There are, of course, good reasons for that, especially if we happen to live in a time of plague when nobody knows what causes a disease. Part of the reason the Black Death broke the back of medieval Europe is that it decimated the very classes of people (doctors, priests, and other educated people) who lived out this corporal work of mercy—and thus contracted the plague. It takes real courage— and often a strong stomach—to visit the sick.

It can also require moral courage. The Veronica legend reminds us of the stigma that can attach to those who reach out to sufferers. Veronica had the face of the sufferer impressed on her cloth—and her soul—forever. No small part of that is because she had the raw courage to stick out of the crowd. While everybody else either watched Jesus stumble by or, worse still, joined in screaming at him that he would be better off dead (a sentiment as contemporary as our euthanasia culture), Veronica was moved to do this small yet immense act of kindness for the sufferer. She thereby became emblematic of the courage to visit those who suffer not only from bodily illness but from moral disease as well. Veronica had not the slightest idea who this condemned criminal was. He was just part of the rabble Rome had sentenced to die. Judging from the screaming crowd, he might have been a very bad man indeed. Yet she saw his bloody face––and he gave her that face to remember forever. In that moment she became the mother of every saint willing to visit the sick and the sinner, embracing the defilement that conventionality shuns.

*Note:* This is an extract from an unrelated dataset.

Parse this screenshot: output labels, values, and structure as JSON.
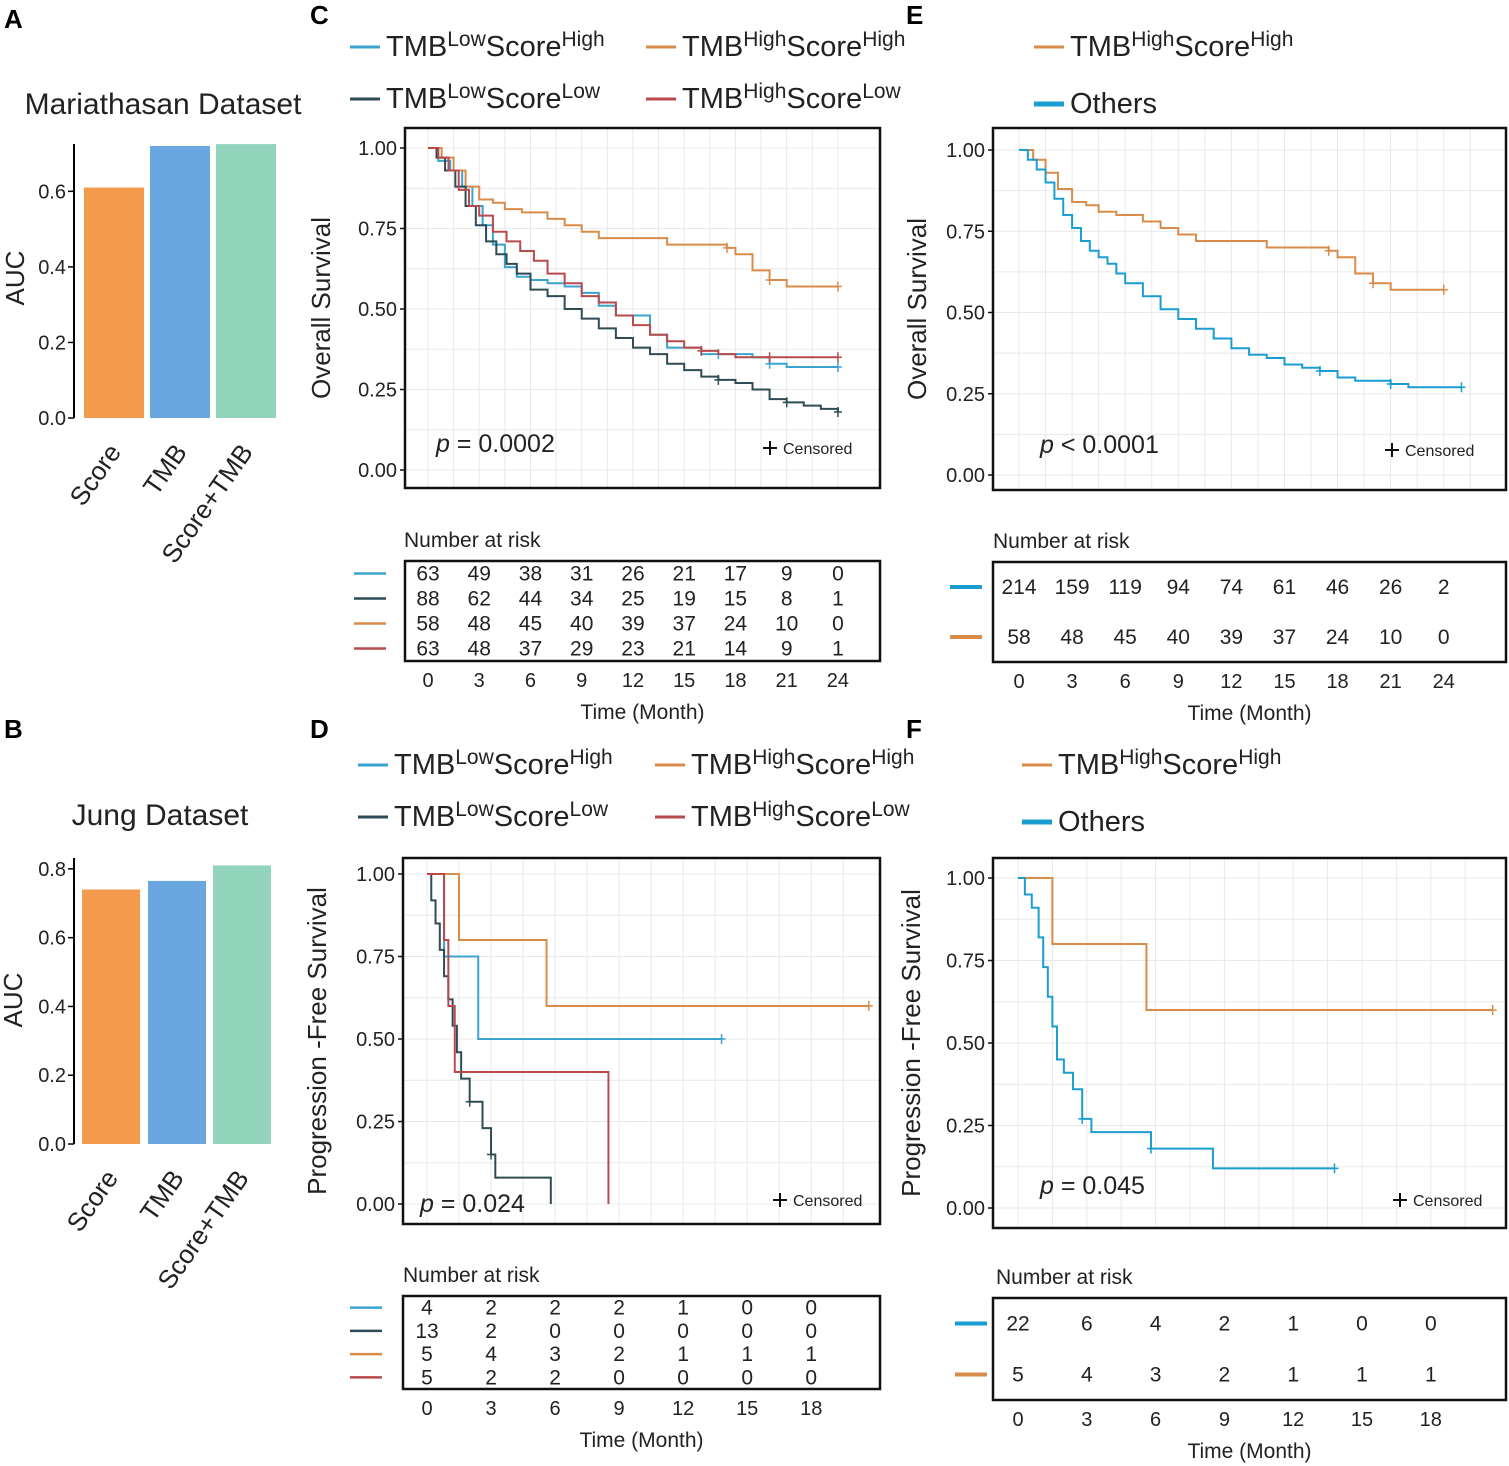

Here is one such saint, Catherine of Siena, writing of her care for the condemned criminal Nicolo di Toldo, who asked her to be with him at his execution and whose death she describes:

I have just taken a head into my hands and have been moved so deeply that my heart cannot grasp it…. I waited for him at the place of execution…. [H]e arrived like a meek lamb and when he saw me he began to smile. He asked me to make the sign of the cross over him…. I stretched out his neck and bent down to him, reminding him of the blood of the Lamb. His lips kept murmuring only “Jesus” and “Catherine,” and he was still murmuring when I received his head into my hands…. [M]y soul rested in peace and quiet, so aware of the fragrance of blood that I could not remove the blood which had splashed on to me.

The urging of our Lord to visit the sick is, at bottom, the insistence that we see the sick—including those suffering from the sickness called sin—as Catherine of Siena did. It is the call to put faces to names, to honor their human dignity. Instead of calling them “the appendectomy in Room 8” or “that loser that everybody hates” or “that burden on society,” we are to call them by their proper names and look them in the eye. The statistical bent of our culture is against this. In our culture without mercy, much can be excused but nothing can be forgiven. So sinners are to be thrown away, not redeemed. As Malcolm Muggeridge observed, to say that God cares more for the one lost sheep than for the ninety and nine who are not lost is “an anti-statistical proposition.”

In a cash-strapped culture full of aging Baby Boomers who are only going to cost more as they age and sicken, this will soon be a subversive and anti-American remark. For as we deal with the morally sick mercilessly, so we shall soon deal with the physically sick and especially the aged. What else can we expect from a culture that kills a million and a half perfectly healthy babies every year for their sin of being inconvenient? The push, which is already well under way, is not to visit the sick but to hurry them on to the grave, lest they destroy what is left of our economy with their selfish desire to not be murdered by efficient cost-cutting bean counters. Christians who oppose this will soon find themselves the subject of intense legal pressure to play ball and kill off the expensive and used-up geezers, just as they already find themselves the subject of intense pressure to play ball and kill the unborn. When that day arrives, we may again find an appreciation for a Veronican spirituality that looks at the face of the sufferer instead of turning away and babbling happy talk about how he or she will be better off dead. Or we may cave to the culture. Our choice. But whatever we choose, we will still, sooner or later, face the verdict of the King who teaches (and warns) that whatever we do to the least of these, we do to him.